Когда мне было восемь лет, он подарил мне детское охотничье ружье. Простая, но очень красивая вещь Тульского оружейного завода. Дважды мы ходили с ним охотиться на уток. Видимо, тогда я был плохой стрелок, птицы улетали, смеясь надо мной или обложив трехэтажным кряканьем. Отец поставил мне мишень в саду, велев тренироваться в стрельбе каждый день. В конце концов это и привело к страшной трагедии…
Я уснул уже под утро, просто провалившись в короткое беспамятство черного прохладного омута. И казалось бы, в то же мгновение был безжалостно разбужен своим ирландским приятелем, который тряс меня, как грушу, потому что констебль уже проворачивал ключ в замке. Сэм, бодрый и подтянутый, встретил меня ободряющей улыбкой, поредевшей на один зуб:
– Поднимайся, сонный медведь! Свобода-а! Ни один настоящий англичанин не может считать себя таковым, если хоть раз не провел ночь в тюряге.

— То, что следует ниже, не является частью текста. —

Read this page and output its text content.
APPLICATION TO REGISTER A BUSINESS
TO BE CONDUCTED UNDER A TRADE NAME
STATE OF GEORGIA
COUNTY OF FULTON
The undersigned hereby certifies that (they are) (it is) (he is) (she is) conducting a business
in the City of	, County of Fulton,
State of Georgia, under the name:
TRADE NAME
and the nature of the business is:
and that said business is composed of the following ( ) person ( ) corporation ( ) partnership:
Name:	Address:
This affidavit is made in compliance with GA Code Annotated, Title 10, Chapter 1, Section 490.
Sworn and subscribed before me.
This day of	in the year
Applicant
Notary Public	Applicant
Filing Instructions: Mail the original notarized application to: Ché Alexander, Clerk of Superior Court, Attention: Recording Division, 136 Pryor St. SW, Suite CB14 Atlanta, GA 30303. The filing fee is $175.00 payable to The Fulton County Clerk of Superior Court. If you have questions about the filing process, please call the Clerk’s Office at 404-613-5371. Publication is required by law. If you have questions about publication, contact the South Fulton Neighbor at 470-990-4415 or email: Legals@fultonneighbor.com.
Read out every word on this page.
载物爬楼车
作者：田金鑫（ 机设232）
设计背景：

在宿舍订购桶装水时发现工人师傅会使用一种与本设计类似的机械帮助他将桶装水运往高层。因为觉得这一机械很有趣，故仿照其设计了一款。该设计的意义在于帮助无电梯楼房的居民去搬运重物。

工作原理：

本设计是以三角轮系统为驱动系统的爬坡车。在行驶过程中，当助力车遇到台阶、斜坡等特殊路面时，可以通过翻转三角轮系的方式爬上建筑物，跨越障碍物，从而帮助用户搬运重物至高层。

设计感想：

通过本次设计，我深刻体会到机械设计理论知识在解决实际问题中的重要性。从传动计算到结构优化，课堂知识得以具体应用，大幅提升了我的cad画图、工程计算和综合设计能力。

– Я не настоящий англичанин. Так что в следующий раз наслаждайтесь этим без меня, – зевнул я, поскольку страсть к приключениям и авантюрам в то время была мне абсолютно чужда.
– А нам понравилось, – поддержал друга потягивающийся Иеремия. – Майкл, порой ты такой жуткий зануда!
– Просто в круг моих обыденных интересов не входит сворачивание челюстей офицерам флота Ее Величества.
– Но драка с моряками – это же национальное развлечение моей родины, клянусь святым Патриком! И если бы мы не подрались с ними, они бы обиделись, и заплакали как дети, и ушли в церковь, а так мы все получили удовольствие.
– Отлично, но в следующий раз все-таки без меня.
– И без меня, – двулично перешел на мою сторону Сэм. – Почему-то наши клиенты не слишком охотно доверяют помощнику юриста, приходящему на работу с подбитым глазом и пахнущим, словно йоркширский баран, упавший в чан с пивом! Парни, меня же просто уволят…
Рыжий Джонс попытался было взывать к нашему чувству юмора, уверяя, что за одного битого юриста или бакалавра дают двух небитых, но так и не смог объяснить, где именно их дают, а главное, в чем наша личная выгода от подобного обмена.
В кабинете у инспектора нас встретил мой старый учитель английской словесности, милейшей души человек, убежденный холостяк, заядлый курильщик, а к тому еще и неуемный болтун, мистер О’Коннел. Не обратив ни малейшего внимания на моих приятелей, он вскочил со стула и заключил меня в объятия:
– Мой мальчик, вы в порядке? Если б вы знали, как я за вас волновался! Я сожалею, очень сожалею, но, увы…
– Да что случилось? – я посмотрел на инспектора.
Тот молча пододвинул мне лист бумаги, и я, с трудом высвободившись из отеческих объятий мистера О’Коннела, поставил подпись под то, что штраф уплачен и претензий к стражам порядка я не имею.
– Так вы еще не в курсе? – старый педагог вновь поймал меня за руку. – Вам надо срочно ехать в Оксфорд, собирать вещи. Такое горе, такое горе… Я так надеялся, что вы успеете закончить свою монографию хотя бы к Рождеству, она бы произвела настоящий фурор в ученом мире. Вы ведь знаете, мало кто из сегодняшних молодых людей интересуется классической поэзией Китса. А ведь это один из виднейших…
– Господи, сэр, – взмолились мои приятели. – Скажите уже ему наконец, что случилось?!
– Мой мальчик, вам все объяснит ректор. Еще вчера пришло письмо от вашего уважаемого батюшки. Но не на ваше имя, а в ректорат института. Меня срочно отправили за вами. Ваш отец…
– Мой отец?.. – с нажимом повторил я, борясь с искушением придушить любимого педагога, если он сейчас же не объяснит мне, в чем, собственно, дело.